METHODS: Overexpression and knockout of CCL28 in human lung adenocarcinoma cell line A549 and murine lung adenocarcinoma cell line LLC, respectively, were utilized to establish mouse models. Single-cell sequencing was performed to analyze the proportion of different cell clusters and metabolic changes in the tumor microenvironment (TME). Immunofluorescence and multiplex immunohistochemistry were conducted in murine tumor tissues and clinical biopsy samples to assess the percentage of pericytes coverage. Primary pericytes were isolated from lung adenocarcinoma tumor tissues using magnetic-activated cell sorting (MACS). These pericytes were then treated with recombinant human CCL28 protein, followed by transwell migration assays and RNA sequencing analysis. Changes in the secretome and metabolome were examined, and verification of retinoic acid metabolism alterations in pericytes was conducted using quantitative real-time PCR, western blotting, and LC-MS technology. Chromatin immunoprecipitation followed by quantitative PCR (ChIP-qPCR) was employed to validate the transcriptional regulatory ability and affinity of RXRα to specific sites at the ANGPT1 promoter.
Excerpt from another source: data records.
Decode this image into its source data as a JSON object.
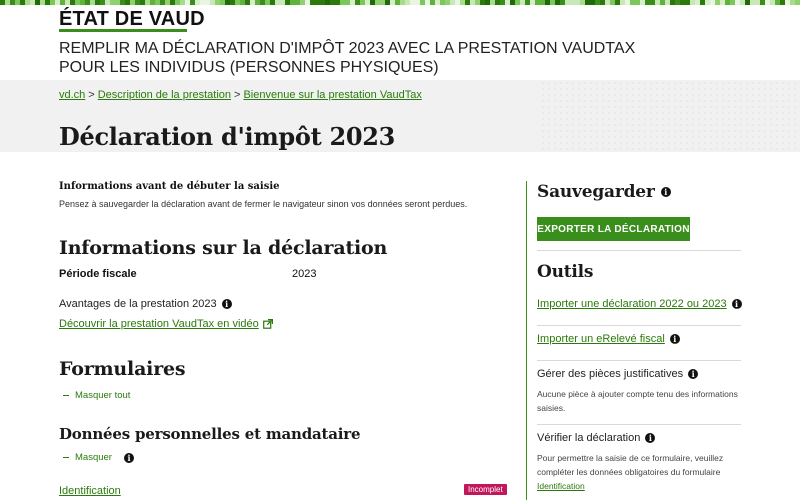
{
  "colors": {
    "brand_green": "#3a8f1c",
    "link_green": "#2b7a0b",
    "badge_incomplete": "#c2185b",
    "pixel_bar": [
      "#c9e8b8",
      "#3a8f1c",
      "#7bc75a",
      "#e8f5e1",
      "#2b7a0b",
      "#a6dc8b",
      "#5fb33c",
      "#d6efc9",
      "#1f6b08",
      "#8fd16e"
    ]
  },
  "header": {
    "brand": "ÉTAT DE VAUD",
    "app_title": "REMPLIR MA DÉCLARATION D'IMPÔT 2023 AVEC LA PRESTATION VAUDTAX POUR LES INDIVIDUS (PERSONNES PHYSIQUES)"
  },
  "breadcrumb": {
    "items": [
      "vd.ch",
      "Description de la prestation",
      "Bienvenue sur la prestation VaudTax"
    ],
    "separator": ">"
  },
  "page_title": "Déclaration d'impôt 2023",
  "notice": {
    "heading": "Informations avant de débuter la saisie",
    "text": "Pensez à sauvegarder la déclaration avant de fermer le navigateur sinon vos données seront perdues."
  },
  "declaration": {
    "title": "Informations sur la déclaration",
    "period_label": "Période fiscale",
    "period_value": "2023",
    "advantages_label": "Avantages de la prestation 2023",
    "video_link": "Découvrir la prestation VaudTax en vidéo"
  },
  "forms": {
    "title": "Formulaires",
    "hide_all": "Masquer tout",
    "personal_title": "Données personnelles et mandataire",
    "hide": "Masquer",
    "identification_link": "Identification",
    "identification_status": "Incomplet"
  },
  "sidebar": {
    "save_title": "Sauvegarder",
    "export_button": "EXPORTER LA DÉCLARATION",
    "tools_title": "Outils",
    "import_link": "Importer une déclaration 2022 ou 2023",
    "erelev_link": "Importer un eRelevé fiscal",
    "pieces_title": "Gérer des pièces justificatives",
    "pieces_note": "Aucune pièce à ajouter compte tenu des informations saisies.",
    "verify_title": "Vérifier la déclaration",
    "verify_note": "Pour permettre la saisie de ce formulaire, veuillez compléter les données obligatoires du formulaire",
    "verify_link": "Identification"
  },
  "icons": {
    "info": "info-icon",
    "external": "external-link-icon",
    "collapse": "minus-icon"
  }
}
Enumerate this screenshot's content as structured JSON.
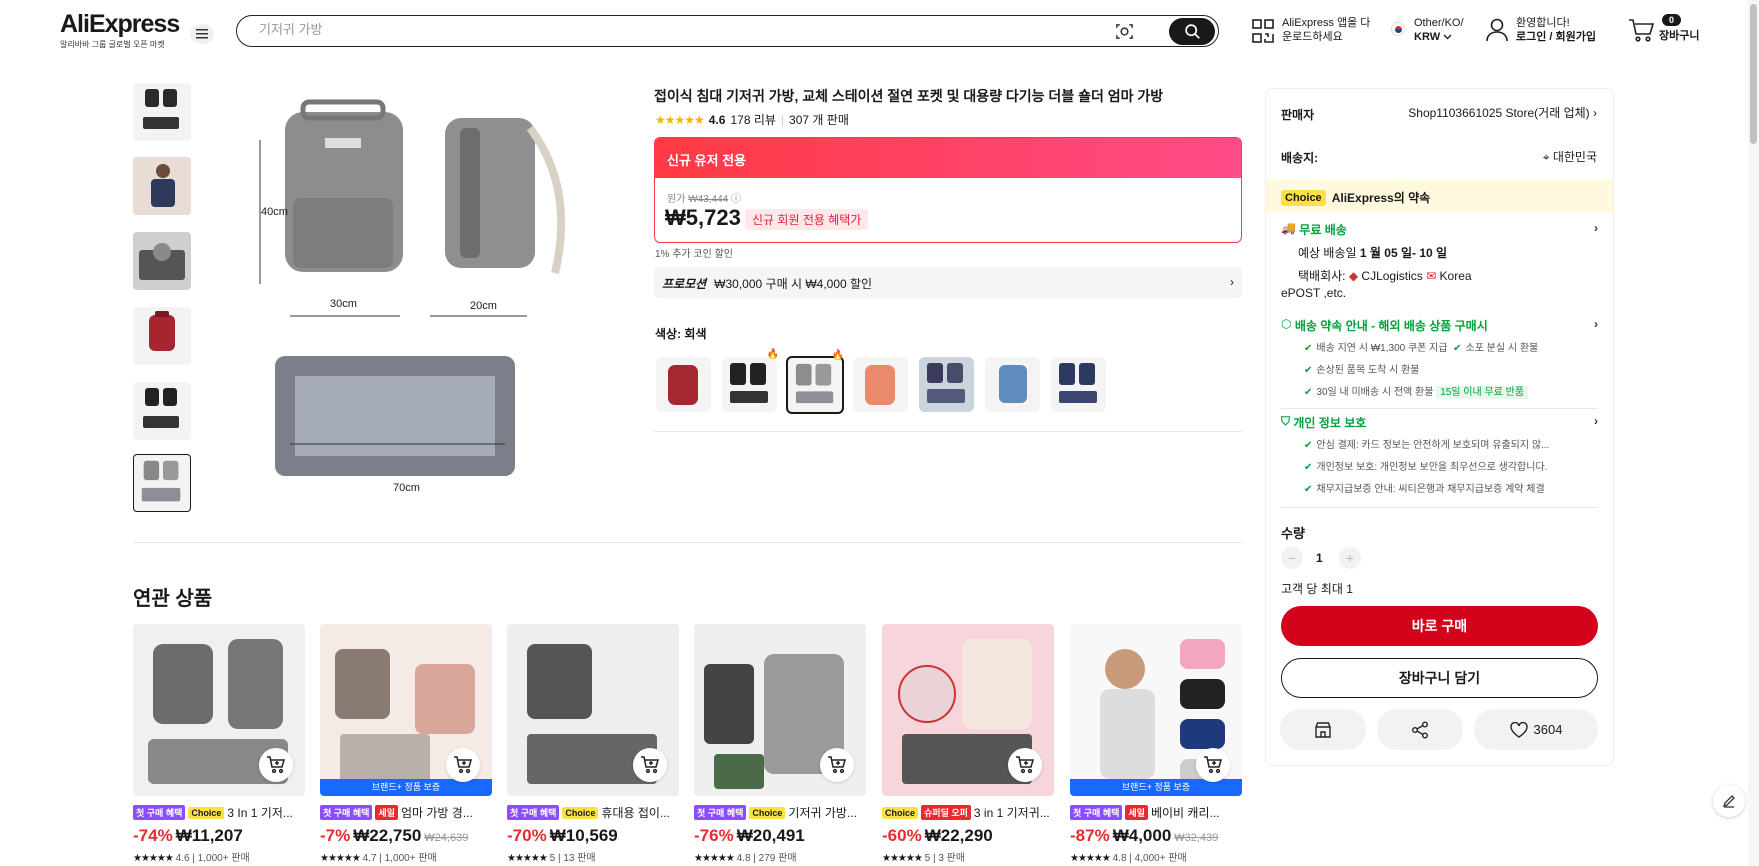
{
  "header": {
    "logo": "AliExpress",
    "logo_sub": "알리바바 그룹 글로벌 오픈 마켓",
    "search_placeholder": "기저귀 가방",
    "app_line1": "AliExpress 앱을 다",
    "app_line2": "운로드하세요",
    "region_line1": "Other/KO/",
    "region_line2": "KRW",
    "welcome": "환영합니다!",
    "login": "로그인 / 회원가입",
    "cart_count": "0",
    "cart_label": "장바구니"
  },
  "gallery": {
    "dim_height": "40cm",
    "dim_width": "30cm",
    "dim_depth": "20cm",
    "dim_bed": "70cm"
  },
  "product": {
    "title": "접이식 침대 기저귀 가방, 교체 스테이션 절연 포켓 및 대용량 다기능 더블 숄더 엄마 가방",
    "rating": "4.6",
    "reviews": "178 리뷰",
    "sold": "307 개 판매",
    "banner": "신규 유저 전용",
    "orig_label": "원가",
    "orig_price": "₩43,444",
    "price": "₩5,723",
    "new_tag": "신규 회원 전용 혜택가",
    "coin": "1% 추가 코인 할인",
    "promo_label": "프로모션",
    "promo_text": "₩30,000 구매 시 ₩4,000 할인",
    "color_label": "색상: 회색"
  },
  "side": {
    "seller_label": "판매자",
    "seller_name": "Shop1103661025 Store(거래 업체)",
    "ship_to_label": "배송지:",
    "ship_to": "대한민국",
    "choice_badge": "Choice",
    "choice_text": "AliExpress의 약속",
    "free_ship": "무료 배송",
    "eta_prefix": "예상 배송일",
    "eta": "1 월 05 일- 10 일",
    "courier_label": "택배회사:",
    "courier1": "CJLogistics",
    "courier2": "Korea",
    "courier3": "ePOST ,etc.",
    "promise_title": "배송 약속 안내 - 해외 배송 상품 구매시",
    "promise1": "배송 지연 시 ₩1,300 쿠폰 지급",
    "promise2": "소포 분실 시 환불",
    "promise3": "손상된 품목 도착 시 환불",
    "promise4": "30일 내 미배송 시 전액 환불",
    "promise4_tag": "15일 이내 무료 반품",
    "privacy_title": "개인 정보 보호",
    "privacy1": "안심 결제: 카드 정보는 안전하게 보호되며 유출되지 않...",
    "privacy2": "개인정보 보호: 개인정보 보안을 최우선으로 생각합니다.",
    "privacy3": "채무지급보증 안내: 씨티은행과 채무지급보증 계약 체결",
    "qty_label": "수량",
    "qty": "1",
    "max_per": "고객 당 최대 1",
    "buy_now": "바로 구매",
    "add_cart": "장바구니 담기",
    "wish_count": "3604"
  },
  "related": {
    "title": "연관 상품",
    "brand_bar": "브랜드+ 정품 보증",
    "items": [
      {
        "t1": "첫 구매 혜택",
        "t2": "Choice",
        "name": "3 In 1 기저...",
        "disc": "-74%",
        "price": "₩11,207",
        "orig": "",
        "rating": "4.6",
        "sold": "1,000+ 판매"
      },
      {
        "t1": "첫 구매 혜택",
        "t2": "세일",
        "name": "엄마 가방 경...",
        "disc": "-7%",
        "price": "₩22,750",
        "orig": "₩24,639",
        "rating": "4.7",
        "sold": "1,000+ 판매"
      },
      {
        "t1": "첫 구매 혜택",
        "t2": "Choice",
        "name": "휴대용 접이...",
        "disc": "-70%",
        "price": "₩10,569",
        "orig": "",
        "rating": "5",
        "sold": "13 판매"
      },
      {
        "t1": "첫 구매 혜택",
        "t2": "Choice",
        "name": "기저귀 가방...",
        "disc": "-76%",
        "price": "₩20,491",
        "orig": "",
        "rating": "4.8",
        "sold": "279 판매"
      },
      {
        "t1": "Choice",
        "t2": "슈퍼딜 오퍼",
        "name": "3 in 1 기저귀...",
        "disc": "-60%",
        "price": "₩22,290",
        "orig": "",
        "rating": "5",
        "sold": "3 판매"
      },
      {
        "t1": "첫 구매 혜택",
        "t2": "세일",
        "name": "베이비 캐리...",
        "disc": "-87%",
        "price": "₩4,000",
        "orig": "₩32,439",
        "rating": "4.8",
        "sold": "4,000+ 판매"
      }
    ]
  },
  "colors": {
    "accent": "#d3031c",
    "choice": "#fde144",
    "green": "#00a23b",
    "brand": "#1769ff"
  }
}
RESULTS: Our study showed that after undergoing anti-angiogenesis treatment, the tumor exhibited a state of ischemia and hypoxia, leading to an upregulation in the expression of CCL28 in hypoxic lung adenocarcinoma cells by the hypoxia-sensitive transcription factor CEBPB. Increased CCL28 could promote tumor vascular normalization through recruiting and metabolic reprogramming pericytes in the tumor microenvironment. Mechanistically, CCL28 modified the retinoic acid (RA) metabolism and increased ANGPT1 expression via RXRα in pericytes, thereby enhancing the stability of endothelial cells.
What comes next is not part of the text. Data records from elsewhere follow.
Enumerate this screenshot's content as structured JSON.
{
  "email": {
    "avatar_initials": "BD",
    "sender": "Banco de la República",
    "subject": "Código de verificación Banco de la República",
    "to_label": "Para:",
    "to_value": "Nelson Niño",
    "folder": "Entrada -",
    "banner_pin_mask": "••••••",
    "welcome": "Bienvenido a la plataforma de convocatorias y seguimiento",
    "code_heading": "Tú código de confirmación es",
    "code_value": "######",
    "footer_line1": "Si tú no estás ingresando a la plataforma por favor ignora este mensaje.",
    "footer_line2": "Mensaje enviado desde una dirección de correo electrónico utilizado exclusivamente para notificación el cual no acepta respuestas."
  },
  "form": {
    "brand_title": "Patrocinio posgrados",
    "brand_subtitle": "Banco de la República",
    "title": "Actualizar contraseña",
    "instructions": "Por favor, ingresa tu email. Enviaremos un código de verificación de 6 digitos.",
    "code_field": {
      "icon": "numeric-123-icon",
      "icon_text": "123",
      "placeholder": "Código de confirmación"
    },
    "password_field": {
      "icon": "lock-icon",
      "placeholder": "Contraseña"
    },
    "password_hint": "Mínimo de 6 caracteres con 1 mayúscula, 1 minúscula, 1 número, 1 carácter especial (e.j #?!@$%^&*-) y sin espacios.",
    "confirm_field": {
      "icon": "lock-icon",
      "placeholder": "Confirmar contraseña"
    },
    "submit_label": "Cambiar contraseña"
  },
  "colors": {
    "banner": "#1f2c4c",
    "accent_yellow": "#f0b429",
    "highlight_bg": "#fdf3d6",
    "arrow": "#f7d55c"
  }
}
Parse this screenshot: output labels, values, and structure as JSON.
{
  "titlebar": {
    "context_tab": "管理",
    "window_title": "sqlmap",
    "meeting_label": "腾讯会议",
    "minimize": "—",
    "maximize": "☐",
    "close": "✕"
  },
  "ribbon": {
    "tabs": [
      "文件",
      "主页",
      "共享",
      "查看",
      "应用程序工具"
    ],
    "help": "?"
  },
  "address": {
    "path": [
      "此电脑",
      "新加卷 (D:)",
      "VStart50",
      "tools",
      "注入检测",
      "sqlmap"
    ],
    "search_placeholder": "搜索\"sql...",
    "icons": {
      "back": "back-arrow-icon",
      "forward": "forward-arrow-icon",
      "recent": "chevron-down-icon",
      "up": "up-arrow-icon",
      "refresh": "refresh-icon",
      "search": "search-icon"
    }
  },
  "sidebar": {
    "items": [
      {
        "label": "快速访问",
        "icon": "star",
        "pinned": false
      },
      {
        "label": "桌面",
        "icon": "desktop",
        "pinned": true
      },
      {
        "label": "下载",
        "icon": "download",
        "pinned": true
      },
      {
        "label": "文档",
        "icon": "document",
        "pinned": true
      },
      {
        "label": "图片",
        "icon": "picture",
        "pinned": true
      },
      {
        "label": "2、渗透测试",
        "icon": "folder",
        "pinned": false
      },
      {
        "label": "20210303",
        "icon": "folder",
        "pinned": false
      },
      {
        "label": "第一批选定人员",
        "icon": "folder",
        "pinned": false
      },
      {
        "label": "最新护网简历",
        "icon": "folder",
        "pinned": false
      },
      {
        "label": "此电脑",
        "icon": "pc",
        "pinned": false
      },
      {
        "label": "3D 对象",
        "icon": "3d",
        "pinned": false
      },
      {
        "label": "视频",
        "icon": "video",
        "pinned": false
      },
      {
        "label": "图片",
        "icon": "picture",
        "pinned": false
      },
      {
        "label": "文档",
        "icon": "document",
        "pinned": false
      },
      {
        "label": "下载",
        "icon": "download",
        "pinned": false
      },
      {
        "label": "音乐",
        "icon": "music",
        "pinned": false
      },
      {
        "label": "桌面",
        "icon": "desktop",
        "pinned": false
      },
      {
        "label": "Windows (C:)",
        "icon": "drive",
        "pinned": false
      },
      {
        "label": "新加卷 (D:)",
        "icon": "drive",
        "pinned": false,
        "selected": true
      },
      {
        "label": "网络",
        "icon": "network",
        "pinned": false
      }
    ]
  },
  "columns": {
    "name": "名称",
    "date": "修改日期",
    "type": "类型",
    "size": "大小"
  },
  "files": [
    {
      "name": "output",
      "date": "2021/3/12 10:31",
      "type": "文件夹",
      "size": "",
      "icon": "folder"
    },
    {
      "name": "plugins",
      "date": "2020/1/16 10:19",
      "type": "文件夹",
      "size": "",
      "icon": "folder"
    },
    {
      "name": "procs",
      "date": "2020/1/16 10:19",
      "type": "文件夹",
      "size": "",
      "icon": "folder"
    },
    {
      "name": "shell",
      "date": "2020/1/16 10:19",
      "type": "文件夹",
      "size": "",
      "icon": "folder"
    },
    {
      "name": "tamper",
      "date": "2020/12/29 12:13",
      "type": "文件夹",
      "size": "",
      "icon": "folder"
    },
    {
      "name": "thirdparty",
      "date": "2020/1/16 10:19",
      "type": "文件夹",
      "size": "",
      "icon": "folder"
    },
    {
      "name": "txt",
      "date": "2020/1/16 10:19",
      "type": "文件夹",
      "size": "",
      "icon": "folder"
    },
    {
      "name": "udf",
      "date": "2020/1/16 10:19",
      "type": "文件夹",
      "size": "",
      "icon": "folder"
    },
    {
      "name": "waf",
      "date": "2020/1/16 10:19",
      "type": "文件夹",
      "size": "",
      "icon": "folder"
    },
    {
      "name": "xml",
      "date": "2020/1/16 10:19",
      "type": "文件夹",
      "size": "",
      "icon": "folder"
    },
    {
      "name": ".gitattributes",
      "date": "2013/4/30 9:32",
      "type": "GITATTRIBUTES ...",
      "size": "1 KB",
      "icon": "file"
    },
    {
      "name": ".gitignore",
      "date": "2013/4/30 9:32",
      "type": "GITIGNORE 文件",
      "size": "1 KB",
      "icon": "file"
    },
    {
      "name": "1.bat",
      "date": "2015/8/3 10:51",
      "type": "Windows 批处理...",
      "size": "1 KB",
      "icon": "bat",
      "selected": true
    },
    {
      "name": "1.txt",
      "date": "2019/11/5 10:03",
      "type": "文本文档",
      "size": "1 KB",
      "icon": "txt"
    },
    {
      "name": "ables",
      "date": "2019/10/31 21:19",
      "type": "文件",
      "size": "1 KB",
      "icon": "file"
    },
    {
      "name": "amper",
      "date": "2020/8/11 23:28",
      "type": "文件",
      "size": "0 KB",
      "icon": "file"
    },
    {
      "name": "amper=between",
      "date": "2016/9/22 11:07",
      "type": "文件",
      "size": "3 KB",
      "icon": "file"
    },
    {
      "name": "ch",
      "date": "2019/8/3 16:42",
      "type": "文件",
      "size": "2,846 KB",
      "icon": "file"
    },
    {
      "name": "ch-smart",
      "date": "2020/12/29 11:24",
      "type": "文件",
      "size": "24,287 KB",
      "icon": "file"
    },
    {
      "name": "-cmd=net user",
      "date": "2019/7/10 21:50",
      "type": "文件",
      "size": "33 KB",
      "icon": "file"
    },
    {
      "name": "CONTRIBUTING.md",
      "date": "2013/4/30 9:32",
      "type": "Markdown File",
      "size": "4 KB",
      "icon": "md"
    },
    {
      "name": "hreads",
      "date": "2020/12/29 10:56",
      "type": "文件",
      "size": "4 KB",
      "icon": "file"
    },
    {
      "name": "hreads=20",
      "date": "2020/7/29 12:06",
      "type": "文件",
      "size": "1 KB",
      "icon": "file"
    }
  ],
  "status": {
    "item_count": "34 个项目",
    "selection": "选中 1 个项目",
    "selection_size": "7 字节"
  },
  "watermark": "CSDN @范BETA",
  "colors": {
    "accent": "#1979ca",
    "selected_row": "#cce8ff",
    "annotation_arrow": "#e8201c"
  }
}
CONCLUSIONS: We reported the details of the molecular mechanisms of \"vascular normalization\" after anti-angiogenesis therapy for the first time. Our work might provide a prospective molecular marker for guiding the clinical arrangement of combination therapy between anti-angiogenesis treatment and other therapies.
摘要:
背景:有人提出抗血管生成治疗可以诱导肿瘤“血管正常化”,并进一步增强化疗的疗效。放射治疗,靶向治疗,和免疫疗法近二十年。然而,这种现象的详细分子机制仍然不清楚。
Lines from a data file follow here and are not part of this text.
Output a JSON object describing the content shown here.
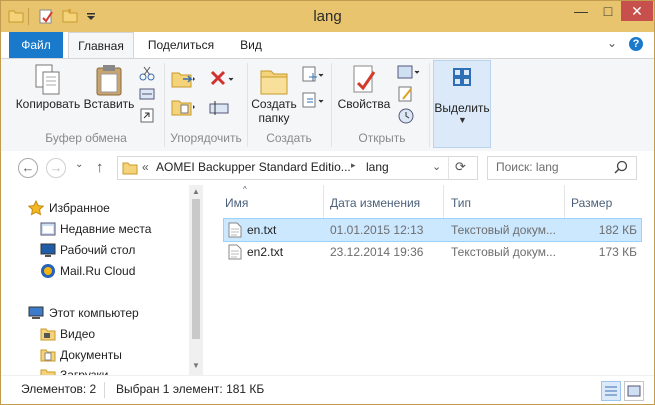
{
  "window": {
    "title": "lang",
    "controls": {
      "minimize": "—",
      "maximize": "□",
      "close": "✕"
    }
  },
  "ribbon": {
    "tabs": [
      "Файл",
      "Главная",
      "Поделиться",
      "Вид"
    ],
    "active_tab": "Главная",
    "help_chevron": "⌄",
    "help_icon": "?",
    "groups": {
      "clipboard": {
        "label": "Буфер обмена",
        "copy": "Копировать",
        "paste": "Вставить"
      },
      "organize": {
        "label": "Упорядочить"
      },
      "new": {
        "label": "Создать",
        "new_folder_line1": "Создать",
        "new_folder_line2": "папку"
      },
      "open": {
        "label": "Открыть",
        "properties": "Свойства"
      },
      "select": {
        "label": "Выделить"
      }
    }
  },
  "nav": {
    "back": "←",
    "forward": "→",
    "up": "↑",
    "breadcrumb_prefix": "«",
    "breadcrumb": [
      "AOMEI Backupper Standard Editio...",
      "lang"
    ],
    "crumb_arrow": "▸",
    "dropdown": "⌄",
    "refresh": "⟳",
    "search_placeholder": "Поиск: lang"
  },
  "sidebar": {
    "favorites_header": "Избранное",
    "favorites": [
      "Недавние места",
      "Рабочий стол",
      "Mail.Ru Cloud"
    ],
    "computer_header": "Этот компьютер",
    "computer_items": [
      "Видео",
      "Документы",
      "Загрузки"
    ]
  },
  "columns": {
    "name": "Имя",
    "date": "Дата изменения",
    "type": "Тип",
    "size": "Размер"
  },
  "files": [
    {
      "name": "en.txt",
      "date": "01.01.2015 12:13",
      "type": "Текстовый докум...",
      "size": "182 КБ",
      "selected": true
    },
    {
      "name": "en2.txt",
      "date": "23.12.2014 19:36",
      "type": "Текстовый докум...",
      "size": "173 КБ",
      "selected": false
    }
  ],
  "status": {
    "count": "Элементов: 2",
    "selection": "Выбран 1 элемент: 181 КБ"
  },
  "colors": {
    "title_bar": "#e9c46f",
    "file_tab": "#1979ca",
    "selection": "#cce8ff",
    "close_button": "#c7504c"
  },
  "icons": {
    "quick_access": [
      "folder-icon",
      "properties-icon",
      "new-folder-icon",
      "dropdown-arrow-icon"
    ],
    "clipboard": [
      "copy-icon",
      "paste-icon",
      "cut-icon",
      "copy-path-icon",
      "paste-shortcut-icon"
    ],
    "organize": [
      "move-to-icon",
      "copy-to-icon",
      "delete-icon",
      "rename-icon"
    ],
    "new": [
      "new-folder-icon",
      "new-item-icon",
      "easy-access-icon"
    ],
    "open": [
      "properties-icon",
      "open-icon",
      "edit-icon",
      "history-icon"
    ],
    "select": "select-all-icon"
  }
}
方法:CCL28在人肺腺癌细胞系A549和鼠肺腺癌细胞系LLC中的过表达和敲除,分别,用于建立小鼠模型。进行单细胞测序以分析肿瘤微环境(TME)中不同细胞簇的比例和代谢变化。在鼠肿瘤组织和临床活检样品中进行免疫荧光和多重免疫组织化学以评估周细胞覆盖的百分比。使用磁激活细胞分选(MACS)从肺腺癌肿瘤组织中分离原代周细胞。然后用重组人CCL28蛋白处理这些周细胞,然后进行transwell迁移测定和RNA测序分析。检查了分泌组和代谢组的变化,并使用定量实时PCR验证周细胞中视黄酸代谢的变化,西方印迹,和LC-MS技术。染色质免疫沉淀,然后进行定量PCR(ChIP-qPCR),以验证RXRα对ANGPT1启动子特异性位点的转录调节能力和亲和力。
结果:我们的研究表明,在接受抗血管生成治疗后,肿瘤呈现缺血缺氧状态,导致低氧敏感转录因子CEBPB上调CCL28在低氧肺腺癌细胞中的表达。增加的CCL28可以通过在肿瘤微环境中募集和代谢重编程周细胞来促进肿瘤血管正常化。机械上,CCL28通过RXRα在周细胞中修饰维甲酸(RA)代谢并增加ANGPT1表达,从而增强内皮细胞的稳定性。
结论:我们首次报道了抗血管生成治疗后“血管正常化”的分子机制的细节。我们的工作可能为指导抗血管生成治疗与其他疗法之间联合治疗的临床安排提供了前瞻性的分子标志物。
方法:CCL28在人肺腺癌细胞系A549和鼠肺腺癌细胞系LLC中的过表达和敲除,分别,用于建立小鼠模型。进行单细胞测序以分析肿瘤微环境(TME)中不同细胞簇的比例和代谢变化。在鼠肿瘤组织和临床活检样品中进行免疫荧光和多重免疫组织化学以评估周细胞覆盖的百分比。使用磁激活细胞分选(MACS)从肺腺癌肿瘤组织中分离原代周细胞。然后用重组人CCL28蛋白处理这些周细胞,然后进行transwell迁移测定和RNA测序分析。检查了分泌组和代谢组的变化,并使用定量实时PCR验证周细胞中视黄酸代谢的变化,西方印迹,和LC-MS技术。染色质免疫沉淀,然后进行定量PCR(ChIP-qPCR),以验证RXRα对ANGPT1启动子特异性位点的转录调节能力和亲和力。
结果:我们的研究表明,在接受抗血管生成治疗后,肿瘤呈现缺血缺氧状态,导致低氧敏感转录因子CEBPB上调CCL28在低氧肺腺癌细胞中的表达。增加的CCL28可以通过在肿瘤微环境中募集和代谢重编程周细胞来促进肿瘤血管正常化。机械上,CCL28通过RXRα在周细胞中修饰维甲酸(RA)代谢并增加ANGPT1表达,从而增强内皮细胞的稳定性。
结论:我们首次报道了抗血管生成治疗后“血管正常化”的分子机制的细节。我们的工作可能为指导抗血管生成治疗与其他疗法之间联合治疗的临床安排提供了前瞻性的分子标志物。